Merci à vous toutes et tous pour vos témoignages de rencontre avec l’amour. Mon cadeau pour la Saint Valentin…coeurs

ICI c’est arrivé durant mon 1er job d’été, dans un petit supermarché type monoprix. Il y avait Vincent, un jeune collègue, mignon et timide. Il y avait son collègue et pote Alexandre, le beau gosse, brun ténébreux, le rebelle du magasin, cols toujours relevés, un peu grande gueule. Je les trouvais sympas mais inaccessibles pour moi. Et puis il y avait le vigile qui me draguait, Jean-Paul, et m’invitait à déjeuner. Il y a eu une intervention des pompiers pour une cliente qui a fait un malaise dans mon rayon. Et ce jeune pompier, Julien, qui est revenu m’inviter à sortir après le travail. Moi qui à presque 19 ans après une déception amoureuse avait juré de me donner une année sabbatique de garçons comme si je sortais avec pleins de garçons qu’est-ce que j’étais bête à 18 ans. Je venais de me changer, j’allais rejoindre Julien quand Alexandre m’a croisé dans les escaliers et m’a proposé de me raccompagner chez moi. J’ai planté Julien j’ai chargé ma collègue de le prévenir et suis partie avec Alexandre. Je ne sais pas si j’ai bien fait mais plus de 17 ans après l’histoire continue ! Nous avons découvert par la suite que quelques mois plus tôt nous étions au même endroit mais nous ne nous sommes pas vus à cause de la foule… Le destin s’est chargé de nous connecter cette fois-ci.

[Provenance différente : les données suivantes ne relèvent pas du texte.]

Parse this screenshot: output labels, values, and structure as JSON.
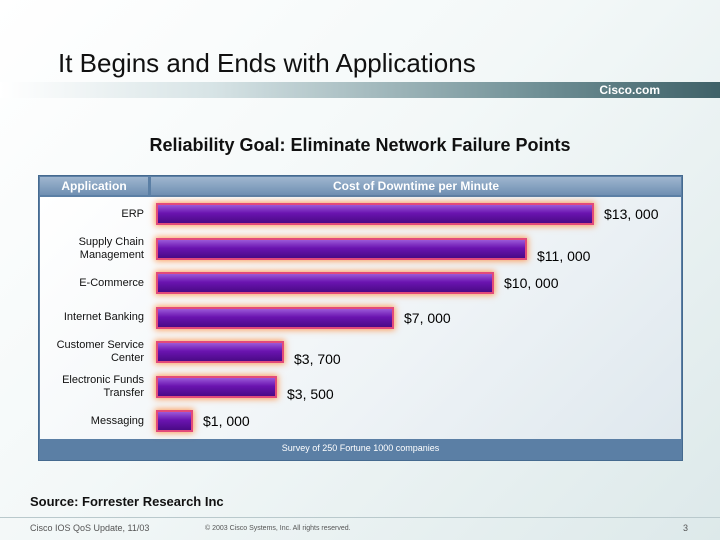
{
  "slide": {
    "title": "It Begins and Ends with Applications",
    "brand": "Cisco.com",
    "subtitle": "Reliability Goal: Eliminate Network Failure Points",
    "source": "Source: Forrester Research Inc",
    "footer_left": "Cisco IOS QoS Update, 11/03",
    "footer_mid": "© 2003 Cisco Systems, Inc. All rights reserved.",
    "page_number": "3"
  },
  "chart_data": {
    "type": "bar",
    "orientation": "horizontal",
    "column_headers": [
      "Application",
      "Cost of Downtime per Minute"
    ],
    "categories": [
      "ERP",
      "Supply Chain Management",
      "E-Commerce",
      "Internet Banking",
      "Customer Service Center",
      "Electronic Funds Transfer",
      "Messaging"
    ],
    "category_lines": [
      [
        "ERP"
      ],
      [
        "Supply Chain",
        "Management"
      ],
      [
        "E-Commerce"
      ],
      [
        "Internet Banking"
      ],
      [
        "Customer Service",
        "Center"
      ],
      [
        "Electronic Funds",
        "Transfer"
      ],
      [
        "Messaging"
      ]
    ],
    "values": [
      13000,
      11000,
      10000,
      7000,
      3700,
      3500,
      1000
    ],
    "value_labels": [
      "$13, 000",
      "$11, 000",
      "$10, 000",
      "$7, 000",
      "$3, 700",
      "$3, 500",
      "$1, 000"
    ],
    "note": "Survey of 250 Fortune 1000 companies",
    "xlim": [
      0,
      13000
    ],
    "grid": false,
    "colors": {
      "bar": "#6a14b0",
      "bar_glow": "#ff8c3c",
      "panel": "#5b7fa5"
    }
  }
}
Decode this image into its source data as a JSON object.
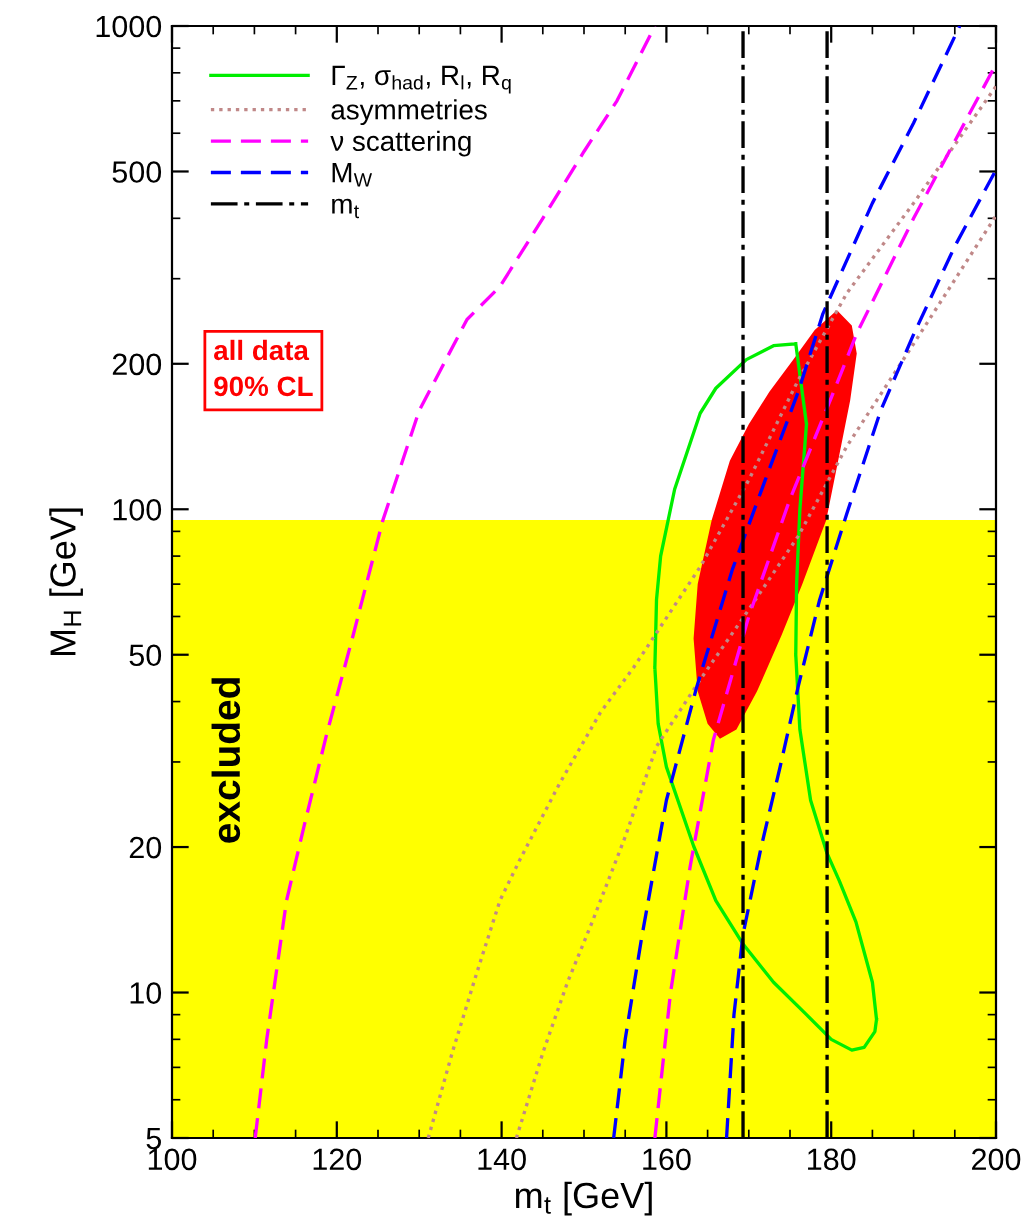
{
  "chart_data": {
    "type": "line",
    "xlabel": "m$_{t}$ [GeV]",
    "ylabel": "M$_{H}$ [GeV]",
    "log": "y",
    "xlim": [
      100,
      200
    ],
    "ylim": [
      5,
      1000
    ],
    "xticks": [
      100,
      120,
      140,
      160,
      180,
      200
    ],
    "yticks": [
      5,
      10,
      20,
      50,
      100,
      200,
      500,
      1000
    ],
    "grid": false,
    "legend": "top left",
    "marker": "none",
    "bands": [
      {
        "axis": "y",
        "from": 5,
        "to": 95,
        "label": "excluded",
        "color": "#ffff00"
      }
    ],
    "annotations": [
      "all data\n90% CL"
    ],
    "series": [
      {
        "type": "area",
        "color": "#ff0000",
        "x": [
          180.7,
          182.5,
          183.1,
          182.3,
          181,
          179.4,
          176.5,
          174,
          171,
          168.5,
          166.5,
          165,
          163.8,
          163.3,
          163.8,
          165.5,
          167.7,
          170,
          172.5,
          175.5,
          178,
          180.7
        ],
        "values": [
          258,
          240,
          210,
          168,
          130,
          95,
          70,
          55,
          42,
          35,
          33.5,
          36,
          42,
          54,
          70,
          95,
          126,
          150,
          175,
          205,
          235,
          258
        ]
      },
      {
        "name": "Γ$_{Z}$, σ$_{had}$, R$_{l}$, R$_{q}$",
        "color": "#00ee00",
        "line_style": "solid",
        "x": [
          175.7,
          173,
          169.7,
          166,
          164.1,
          161,
          159.3,
          158.8,
          158.6,
          null,
          158.6,
          159,
          160,
          163.3,
          166,
          169.3,
          173,
          177,
          180,
          182.5,
          184,
          185.3,
          185.5,
          null,
          185.5,
          185,
          183,
          181,
          179.5,
          177.5,
          176.2,
          175.7,
          null,
          175.7,
          175.8,
          176.2,
          177,
          null,
          177,
          175.7
        ],
        "values": [
          220,
          218,
          204,
          178,
          158,
          110,
          80,
          65,
          47,
          null,
          47,
          36,
          29.3,
          20.1,
          15.5,
          12.6,
          10.5,
          9,
          8,
          7.6,
          7.7,
          8.3,
          8.8,
          null,
          8.8,
          10.5,
          14,
          17,
          19.4,
          25,
          35,
          50,
          null,
          50,
          70,
          100,
          150,
          null,
          150,
          220
        ]
      },
      {
        "name": "asymmetries",
        "color": "#c08888",
        "line_style": "dotted",
        "x": [
          131.1,
          134,
          137,
          139.8,
          142.2,
          147,
          152,
          156,
          164.1,
          170,
          176,
          181.9,
          190,
          200,
          null,
          141.8,
          145,
          148,
          151,
          155,
          158.8,
          164.1,
          170,
          176,
          181.9,
          190,
          200
        ],
        "values": [
          5,
          7.5,
          11,
          15.5,
          18.8,
          27,
          38,
          47,
          76,
          115,
          185,
          280,
          430,
          750,
          null,
          5,
          7.5,
          10.5,
          14,
          21,
          32.3,
          44.4,
          62,
          88,
          135,
          220,
          405
        ]
      },
      {
        "name": "ν scattering",
        "color": "#ff00ff",
        "line_style": "dashed",
        "x": [
          110.1,
          111.5,
          113.9,
          116,
          118.8,
          122,
          125.6,
          130,
          135.8,
          139.8,
          145,
          150,
          154,
          158.6,
          null,
          158.6,
          160.5,
          162.9,
          165.7,
          170,
          175,
          180,
          183.1,
          190,
          200
        ],
        "values": [
          5,
          8,
          15.5,
          22,
          34.4,
          55,
          95,
          160,
          247,
          289,
          400,
          550,
          700,
          1000,
          null,
          5,
          10,
          18.3,
          33.3,
          60,
          105,
          170,
          231,
          400,
          834
        ]
      },
      {
        "name": "M$_{W}$",
        "color": "#0000ff",
        "line_style": "dashed",
        "x": [
          153.6,
          155,
          157,
          160,
          163.7,
          168,
          172,
          176,
          179,
          185,
          190,
          195.6,
          null,
          167.3,
          168.2,
          169.3,
          171.5,
          173.8,
          176,
          178.6,
          181.9,
          186,
          190,
          195,
          200
        ],
        "values": [
          5,
          8,
          13,
          25,
          43,
          75,
          115,
          175,
          254,
          430,
          630,
          1000,
          null,
          5,
          9,
          13.2,
          20,
          29.3,
          43,
          65,
          98,
          160,
          230,
          350,
          504
        ]
      },
      {
        "name": "m$_{t}$",
        "color": "#000000",
        "line_style": "dashdot",
        "x": [
          169.3,
          169.3,
          null,
          179.5,
          179.5
        ],
        "values": [
          5,
          1000,
          null,
          5,
          1000
        ]
      }
    ]
  }
}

CATHERINE : Pour notre rencontre…en août 2009 ma nièce est née! Quelques jours plus tard nous avons fêté sa naissance chez mon frère. Il avait convié plusieurs ami(e)s à lui, dont Ludo. Nous nous sommes rencontrés à cette soirée, et bizarrement nous étions les 2 seuls célibataires de ce fameux soir! Et puis voilà <3 <3 <3 <3

MARIE : « Tu es entré dans notre classe, j’étais déjà assise, j’avais 15 ans, toi pas encore. Je t’ai trouvé beau, à ce moment-là je croyais que c’était un simple béguin d’enfant. Et puis, l’année scolaire passe et je continue à rêver de toi certaines nuits. En première, on se voit peu mais quand je te croise dans les couloirs je sens mon corps d’adolescente découvrir le désir… Mais je suis trop petite pour le comprendre et le maîtriser. En terminal et ensuite, le désir reste… Étrange, une même envie, un même désir qui dure depuis 21 ans. Ta beauté à mes yeux vient de ce que tu es dans ta globalité, de tes valeurs… Bonne Saint-Valentin… »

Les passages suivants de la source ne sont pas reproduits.